Mariupol was doomed. Relentless Russian bombing had turned streets into ruins and courtyards into graveyards. But several meters underground in the south-eastern Ukrainian city, a romance was blooming. Valeria Subotina, 33, had been sheltering in the enormous Azovstal steelworks, the final stronghold in the city, as it was surrounded by Russian forces in spring 2022. She had taken cover in one of dozens of Soviet-era bomb shelters built to withstand nuclear war, deep beneath the industrial plant. “You go down a semi-collapsed staircase, move through passages and tunnels, and go further and further down. Finally, you reach this concrete cube, a room,” Valeria says.
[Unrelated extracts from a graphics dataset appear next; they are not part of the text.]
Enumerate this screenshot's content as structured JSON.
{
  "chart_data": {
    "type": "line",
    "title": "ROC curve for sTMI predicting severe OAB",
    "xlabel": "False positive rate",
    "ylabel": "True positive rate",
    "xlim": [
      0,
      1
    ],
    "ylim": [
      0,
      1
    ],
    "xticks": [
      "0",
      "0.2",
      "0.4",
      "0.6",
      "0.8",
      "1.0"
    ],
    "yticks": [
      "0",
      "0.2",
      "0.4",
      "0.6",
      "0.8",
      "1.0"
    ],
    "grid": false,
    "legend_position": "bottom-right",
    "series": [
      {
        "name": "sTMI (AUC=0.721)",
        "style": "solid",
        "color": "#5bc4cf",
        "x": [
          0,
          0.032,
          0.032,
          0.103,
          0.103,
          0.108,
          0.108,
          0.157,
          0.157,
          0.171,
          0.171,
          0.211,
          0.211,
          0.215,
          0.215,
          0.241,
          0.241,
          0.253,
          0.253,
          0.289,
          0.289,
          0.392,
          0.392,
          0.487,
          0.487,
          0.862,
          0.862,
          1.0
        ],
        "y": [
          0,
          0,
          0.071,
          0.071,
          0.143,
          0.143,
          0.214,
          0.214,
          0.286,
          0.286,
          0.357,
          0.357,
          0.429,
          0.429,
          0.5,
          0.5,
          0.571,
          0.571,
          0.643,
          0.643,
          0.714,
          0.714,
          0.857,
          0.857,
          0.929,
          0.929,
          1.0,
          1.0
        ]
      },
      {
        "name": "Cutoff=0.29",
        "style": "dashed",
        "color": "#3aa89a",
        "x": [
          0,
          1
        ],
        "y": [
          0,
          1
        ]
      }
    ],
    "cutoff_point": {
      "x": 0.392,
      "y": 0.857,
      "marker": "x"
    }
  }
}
In the bunker - alongside soldiers and civilians - Valeria was working with the army's Azov brigade as a press officer, communicating the horrors of Russia's months-long siege to global media. There, too, was her fiancé Andriy Subotin, a 34-year-old Ukrainian army officer, defending the plant. The pair had found each other through work - Mariupol's Border Guard Agency - around three years before the siege. When Andriy met Valeria, it was love at first sight. "He was special, it felt so warm to be around him," says Valeria. "He was always kind and never refused to help anyone." Andriy was an optimist, she says. He knew how to be happy and found joy in small things: sunny weather, smiles, friends' company.



"On the first day we met, I realized Andriy was very different to others." Within three months, they had moved in together, renting a small one-storey house in Mariupol with a garden. The couple started building a life together. “We traveled a lot, went to the mountains, met friends,” Valeria says. “We fished together and spent lots of time outdoors. We visited theatres, concerts and exhibitions. Life was full.” They decided to get married and dreamed of a big church wedding with family and friends. They picked wedding rings. Valeria quit her job and began to nurture her creative side, writing and publishing poems about the earlier years of fierce fighting with Russia in Mariupol. "For a couple of years before the full-scale invasion, I was truly happy," she recalls. Everything changed in February 2022.